Safe pairs of hands? PA/Danny Lawson

Ahead of the British general election on June 8, the ruling Conservative party has renewed its commitment to “reduce and control” immigration to a net figure of under 100,000 – a level not seen for 20 years. This pledge caused some puzzlement. Even the Brexit secretary, David Davies, admitted that immigration levels would rise from time to time after Brexit. Government cabinet ministers were reportedly against including so specific a commitment, and many have been referring to it as an “aim” or an “ambition”, not a promise or a policy.

After examining the sector-by-sector need for labour, the think tank Global Future argued that “making substantial cuts in immigration to these levels is not only very difficult but also overwhelmingly undesirable”. The only way the target could be met, the authors of the report concluded, was by crashing the economy.

So is May’s insistence on the tens of thousands net migration target evidence simply that she is “a bloody difficult woman”, as Tory grandee Ken Clarke described her? I think not. A number of migration scholars have understood that figures derived merely from labour market projections and demographic data (the numbers game) do not advance the understanding of the immigration debate.

Immigration policy is not about managing numbers, it is about managing fear.

Perhaps I might be permitted a brief backward glance to a book I published in 1994, titled Frontiers of Identity. I argued then that immigration policies had been formulated to police the social and imagined boundary between “the British” and “the others”. Politicians, newspapers and (more literally) Home Office officials are the frontier guards who serve to define the difference between those who belong and those who do not.

Little has changed in terms of government policy since then, except that it’s now more evident that the global flows of information, beliefs, goods and capital have escaped the control of any one nation state. There is widespread trepidation that migration flows are going the same way.

So, in order to maintain any semblance of a national (in other words, an identity) frontier, increasingly fierce efforts have to be made not to control flows of people but to appear to control them.

Walls and caps: is there a difference? EPA

In case you think this is unduly cynical, let me refer to the extensive writings of the leading US migration scholar, Douglas Massey, on the US–Mexican border. His findings are usefully summarised in a research brief by the Woodrow Wilson School) in which he argues that before 1986, when the US-Mexican border was porous, a stable system of circular migration had evolved.

Fearing it would be more difficult to come and go, as the border became harder Mexicans stayed north of the border, the number growing from 3.2m in 1986 to 11m in 2006. During his US election campaign and after he assumed office, Donald Trump drove his supporters into a near frenzy by encouraging them to yell their mantra “build that wall” over and over again. However, building a wall between Mexico and the US is impractical, expensive and will serve, as Massey argues, more to keep undocumented Mexicans inside the US than to keep them out.

Subliminal message

Just as Trump‘s wall is overwhelmingly a symbolic construction, so too must we understand May’s immigration target as essentially a figurative means of exclusion.
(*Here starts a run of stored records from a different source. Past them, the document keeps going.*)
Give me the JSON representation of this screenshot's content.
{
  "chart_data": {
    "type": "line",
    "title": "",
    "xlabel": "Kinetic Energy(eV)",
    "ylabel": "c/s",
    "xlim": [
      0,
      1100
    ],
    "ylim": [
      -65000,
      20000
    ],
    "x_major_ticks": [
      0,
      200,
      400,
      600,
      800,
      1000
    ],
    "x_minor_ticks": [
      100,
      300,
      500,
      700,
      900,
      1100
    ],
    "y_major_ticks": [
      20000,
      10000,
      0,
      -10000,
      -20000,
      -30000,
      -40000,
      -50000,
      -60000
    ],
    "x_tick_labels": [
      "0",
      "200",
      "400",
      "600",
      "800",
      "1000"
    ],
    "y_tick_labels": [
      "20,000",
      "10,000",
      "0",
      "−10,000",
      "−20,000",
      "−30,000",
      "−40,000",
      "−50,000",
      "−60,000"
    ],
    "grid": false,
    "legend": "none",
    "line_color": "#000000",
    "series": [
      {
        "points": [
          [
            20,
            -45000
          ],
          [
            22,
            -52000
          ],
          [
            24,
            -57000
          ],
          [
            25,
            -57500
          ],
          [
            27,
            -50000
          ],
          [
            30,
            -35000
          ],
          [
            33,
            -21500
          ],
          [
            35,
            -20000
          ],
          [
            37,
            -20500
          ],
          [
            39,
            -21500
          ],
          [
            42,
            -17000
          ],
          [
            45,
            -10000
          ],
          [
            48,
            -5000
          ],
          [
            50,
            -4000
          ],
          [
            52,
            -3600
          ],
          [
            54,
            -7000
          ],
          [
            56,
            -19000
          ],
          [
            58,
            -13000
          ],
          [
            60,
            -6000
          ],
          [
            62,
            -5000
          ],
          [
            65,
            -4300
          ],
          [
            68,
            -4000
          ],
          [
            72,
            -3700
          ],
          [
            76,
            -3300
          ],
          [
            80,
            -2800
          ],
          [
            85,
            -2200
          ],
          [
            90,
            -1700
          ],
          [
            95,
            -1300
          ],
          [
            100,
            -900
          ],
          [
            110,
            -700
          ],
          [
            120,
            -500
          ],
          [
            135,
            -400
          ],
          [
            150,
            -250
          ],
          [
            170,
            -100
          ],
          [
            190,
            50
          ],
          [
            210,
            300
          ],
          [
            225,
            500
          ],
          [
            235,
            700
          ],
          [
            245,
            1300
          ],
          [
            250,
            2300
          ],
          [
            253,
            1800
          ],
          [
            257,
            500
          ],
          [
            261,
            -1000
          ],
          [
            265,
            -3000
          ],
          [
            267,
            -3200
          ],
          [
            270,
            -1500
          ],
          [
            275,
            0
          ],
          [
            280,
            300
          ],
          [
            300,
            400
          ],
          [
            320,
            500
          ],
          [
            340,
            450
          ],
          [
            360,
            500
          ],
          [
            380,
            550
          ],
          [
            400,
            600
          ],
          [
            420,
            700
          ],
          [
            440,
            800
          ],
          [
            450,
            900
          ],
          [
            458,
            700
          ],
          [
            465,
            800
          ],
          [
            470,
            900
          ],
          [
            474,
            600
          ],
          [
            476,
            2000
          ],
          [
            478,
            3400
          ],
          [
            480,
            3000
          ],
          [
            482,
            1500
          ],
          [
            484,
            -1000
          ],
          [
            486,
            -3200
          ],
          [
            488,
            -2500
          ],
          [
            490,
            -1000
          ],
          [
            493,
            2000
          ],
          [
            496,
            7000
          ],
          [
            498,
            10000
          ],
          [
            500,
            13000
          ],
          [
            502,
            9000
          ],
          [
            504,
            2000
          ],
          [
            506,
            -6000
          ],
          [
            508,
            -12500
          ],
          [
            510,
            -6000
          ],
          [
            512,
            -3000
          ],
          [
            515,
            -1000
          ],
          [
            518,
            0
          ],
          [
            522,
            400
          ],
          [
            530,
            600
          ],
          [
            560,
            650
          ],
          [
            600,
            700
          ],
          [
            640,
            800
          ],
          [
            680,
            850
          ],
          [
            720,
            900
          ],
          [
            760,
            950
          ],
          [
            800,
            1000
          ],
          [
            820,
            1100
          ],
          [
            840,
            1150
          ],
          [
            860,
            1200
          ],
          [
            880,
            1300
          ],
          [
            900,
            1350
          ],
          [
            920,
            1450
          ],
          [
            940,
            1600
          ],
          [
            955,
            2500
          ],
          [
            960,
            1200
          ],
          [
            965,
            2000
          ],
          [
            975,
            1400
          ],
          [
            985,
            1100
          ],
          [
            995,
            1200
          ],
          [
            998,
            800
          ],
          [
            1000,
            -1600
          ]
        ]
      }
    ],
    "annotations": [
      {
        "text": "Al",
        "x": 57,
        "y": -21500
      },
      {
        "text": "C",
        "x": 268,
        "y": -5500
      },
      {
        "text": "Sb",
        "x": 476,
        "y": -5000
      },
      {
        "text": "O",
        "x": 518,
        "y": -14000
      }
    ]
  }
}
As has been pointed out many times, she spectacularly missed a similar target to reduce net migration during her period as home secretary. She failed most notably to control non-EU migration, over which the UK government has unfettered control.

Less about numbers, more about perception. PA

Economists are not reputed for their subtlety and so struggle to understand May’s resolute repetition of an unattainable target or her vacuous slogans like “Brexit means Brexit”. We need to turn to literary scholars who appreciate the power of a subtext, to psychologists who know about subliminal suggestion, and to the psychoanalyst, Carl Jung, who understood how “the other” is created.

What May wants the British electorate to swallow is a series of hidden messages like these: “We all know that foreign hordes are on their way. Other politicians have given up stopping them, but I will hold firm.”

“If they come to our country, they will do things our way.”

“We are in charge here: they will have no rights other than the ones we permit.”

“Those cosmopolitan, multilingual Europeans are not going to lord it over us.”

I suggest that it is implausible to believe that May is so economically illiterate that she actually intends to enforce her immigration target. Health and social services would be massively damaged, the high-tech and financial sectors would be stripped of critical staff, the construction industry would struggle, crops would be left rotting in the fields.

All becomes clear if one discards the surface meaning and recognises that May is engaging in covert signalling to her voters. As Jung explained, “the other” is created from “the shadow” – the dark, exotic, chaotic, wicked side of ourselves that has to be managed and confronted. Deploying her unblinking gaze and grammar school training, the vicar’s daughter will stare evil in the face, repelling “the other” by holding up cloves of garlic marked with the magical number 99,999.